The first systematic study involving hypnosis was reported in 1945 (Grela, 1945); 11 subjects were assigned to a hypnosis group and 10 to a waking suggestion group. ESP guessing tasks were completed by the hypnosis group in three conditions: a non-hypnosis ESP attempt, hypnotic induction with positive suggestions aimed at instilling belief and confidence in ESP, and hypnotic induction with negative suggestions. The waking suggestion subjects were given positive instructions. For the hypnosis group, the difference between the positive and negative suggestion conditions was statistically sign)ficant. Chance results were obtained in the waking condition and by the subjects given waking suggestions.
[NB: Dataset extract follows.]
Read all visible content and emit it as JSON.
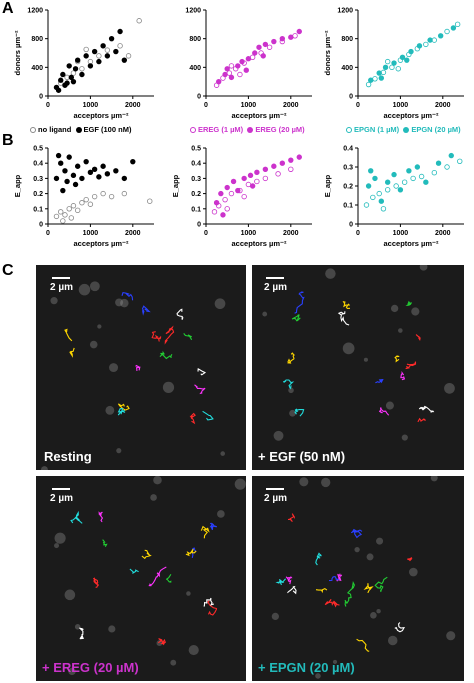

Charles Honorton (1972) joined our group at Maimonides Medical Center in the late 1960s and continued his work with hypnosis and clairvoyance. One of his approaches was to instruct his hypnotized subjects to have a dreamlike experience about a picture in a sealed envelope. In one of his studies, a subject reported a vivid hypnotic dream:
A room with party decorations....I saw a gold chest, like a pirate's chest, but shining and new. The party decorations were colorful. No decorations on the floor; they were on the ceiling and walls. There was a table with things on it. Red balloons, red punch bowls.
The target picture in the sealed envelope randomly selected for this session was Hiroshige's painting, The Kinryuszan Temple which portrays a red and gold ceremonial lantern hanging down from a temple doorway. Indeed, the subject's associations to the dream, recorded before she knew the target picture's identity, were of her 16th birthday party at which her parents had constructed party decorations of Japanese lanterns.